A ces médisances s’en ajoutent d’autres : le couple, par un malencontreux hasard, évidemment, aurait racheté en 2016 une partie du Barker Ranch. Cette résidence secondaire a un charme très particulier et une histoire un peu spéciale. Elle est assez sulfureuse. Elle fut le fief de la diabolique « Famille Manson », déjà  évoquée, en 1968 et 1969. Dans ce coin charmant de la Death Valley dans l’Est de la Californie, proche du Nevada, ont été retrouvées des dizaines de cadavres avant que les bâtiments soient en partie incendiés et détruits pour éviter que la police en trouve d’autres. Les mauvaises langues que nous avons consultées ne pensent pas que ce lieu maléfique ait été exorcisé par l’artiste et son compagnon. 
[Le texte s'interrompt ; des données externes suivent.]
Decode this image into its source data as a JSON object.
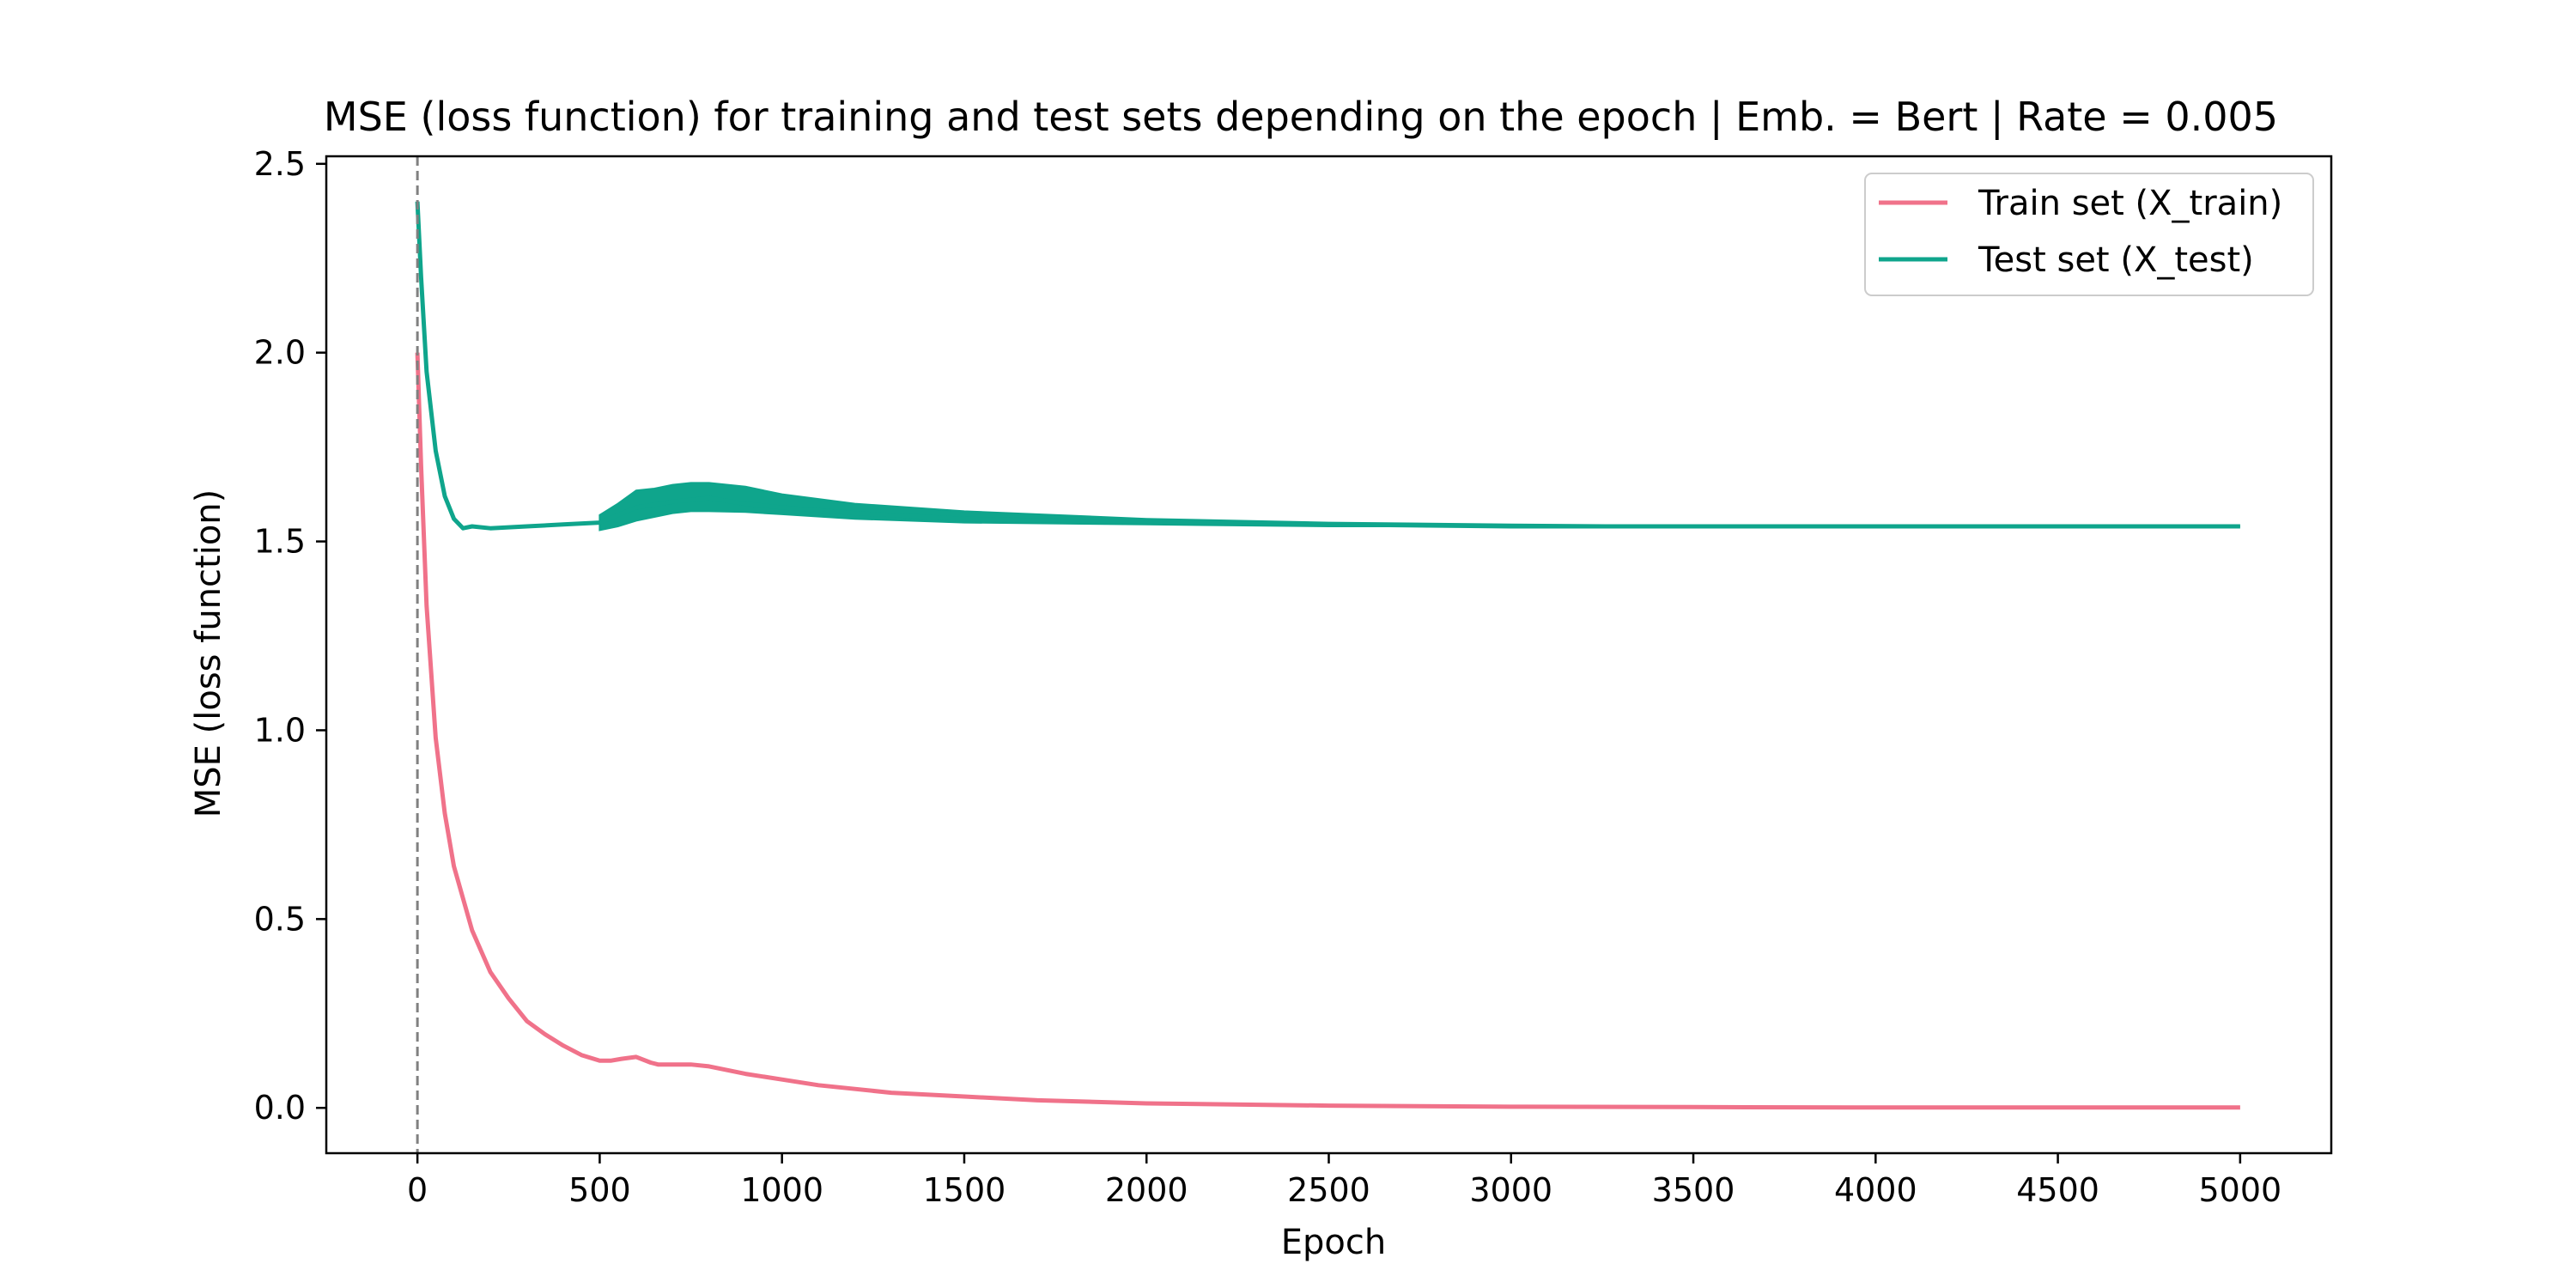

Si l’on s’en tient à l’œuvre, l’artiste reconnait elle-même qu’elle s’inspire du tarot Rider Waite illustré par Pamela Colman Smith. Les mal-pensants pensent, une fois de plus, que ce n’est pas très catholique. Cette peintre a rejoint en effet The Hermetic Order of the Golden Dawn (Ordre Hermétique de l’Aube Dorée), une société secrète anglaise. Elle y fréquente d’autres francs-maçons comme  William Butler Yeats, Aleister Crowley et le fameux Arthur Edward Waite, tous évidement réputés pour leur ferveur spirituelle. Pamela Colman Smith elle-même a un petit côté mystique. Elle a des visions. Elle appelle ses œuvres des « peintures musicales ». La synesthésie devient la marque de l’art symbolique de cette artiste illuminée. 

Le pire serait-il probable ? 

Encore une fois, que penser de tout cela ? Restons prudents diront les « bien-pensants » : « ce sont des artistes, ils sont en recherche. Il ne faut pas voir le mal partout. Il serait sage de distinguer la vie de l’artiste de son œuvre. Michel-Ange n’était pas un saint. Etc. » Pourquoi, après tout, ne pourrait-on pas trouver du talent à notre artiste en passe de devenir une gloire nationale et même apprécier sa peinture comme celle de Mario Rupnick, grand ami du pape François, auteur de nombreuses fresques dont celles qui couvrent les murs de San Giovani Rotondo, et condamné pour abus sexuels ? Pourquoi s’imaginer que les vitraux de Notre-Dame, pourraient être cachés par un voile pieux, comme, à Lourdes, les fresques de Rupnick après que le scandale eut éclaté. Ne soyons pas prophète de malheur. Bien sur, le Président, sa femme et l’archevêque de Paris auraient pu choisir d’autres grands artistes, des maîtres du vitrail sans parler de ceux de l’école atelier de Chartres. L’important, pour eux, même si cela ne plaît pas aux grincheux, serait probablement, que le pape Léon XIV inaugurent ces vitraux lors de sa venue à Paris en septembre. Ce serait un geste, sinon beau, du moins symbolique, même s’il n’est pas certain qu’il fasse ricaner tout le monde sur la terre comme au ciel.